Steven was full of life, humor, and gregariousness. He helped me come into my own and find my own path, and for that I will always be truly grateful. But Steven had his own demons, and would sometimes grow dark and moody. We eventually broke up after less than a year together, but we somehow remained friends and stayed in touch with each other through social media, and would always remember to email each other on our birthdays. But this year he didn't respond when I emailed him in March, which was unlike him, so I followed up again a few weeks later thinking that maybe he had never received my email. The next day I got the news from his friend Gareth that his body was found in his apartment, after neighbors became worried and contacted authorities.

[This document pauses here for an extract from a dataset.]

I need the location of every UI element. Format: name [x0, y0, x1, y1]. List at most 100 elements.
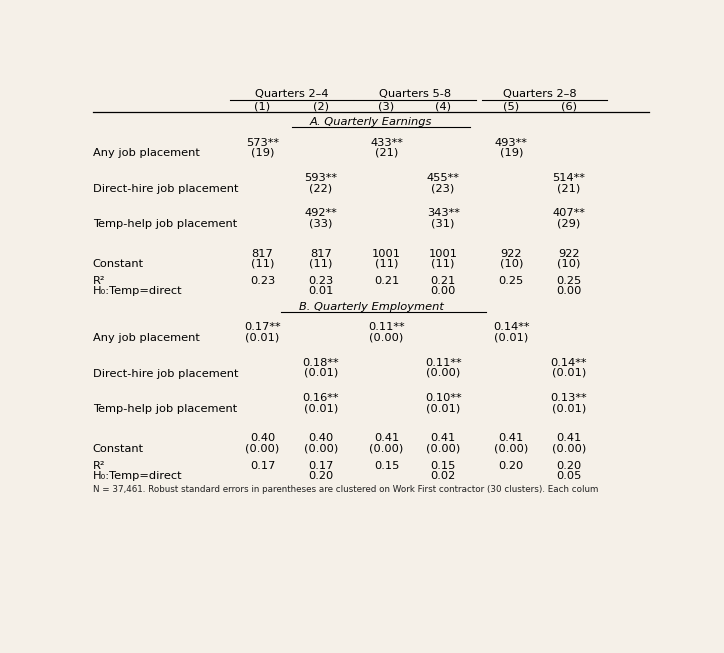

It seems that Steven had lost the will to live after losing his partner and the love of his life Robbie to cancer a few years ago, and when he could no longer ride his beloved horses or teach yoga at a local AIDS organization due to his own health issues. He cut himself off from all of his friends, and decided to stop taking his HIV meds.
I wish I could have been there with him to talk him through whatever he was going through. I was hoping to see Steven once more when I went to Amsterdam next year for the International AIDS Conference. But it wasn’t meant to be, and now he’s gone.

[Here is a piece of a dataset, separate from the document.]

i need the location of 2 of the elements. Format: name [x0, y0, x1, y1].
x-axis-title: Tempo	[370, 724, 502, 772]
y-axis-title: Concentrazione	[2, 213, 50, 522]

It makes me wonder if it is enough to have just survived the epidemic. What is it after all these years that makes us give up, and decide that life is no longer worth living? How can we reach out to each other to offer the support and guidance that’s needed for so many HIV long-term survivors living in isolation, financial uncertainty, or mounting health issues? How do we create resilience, and teach that resilience to others. Is there such a thing as my friend Louis coined “resilience fatigue?”
My heart is broken but I will push forward. If you have a Steven in your life, reach out to him or her. Tell them that they are not alone, and that they have a place in this life no matter how bleak things may look. We always have an opportunity to reinvent our lives, and find a purpose for living, a reason to say, “I’m still here.”
Jeff Berry is Editor of Positively Aware magazine, Director of Publications for TPAN, and a member of the National Working Group of The Reunion Project for HIV long-term survivors.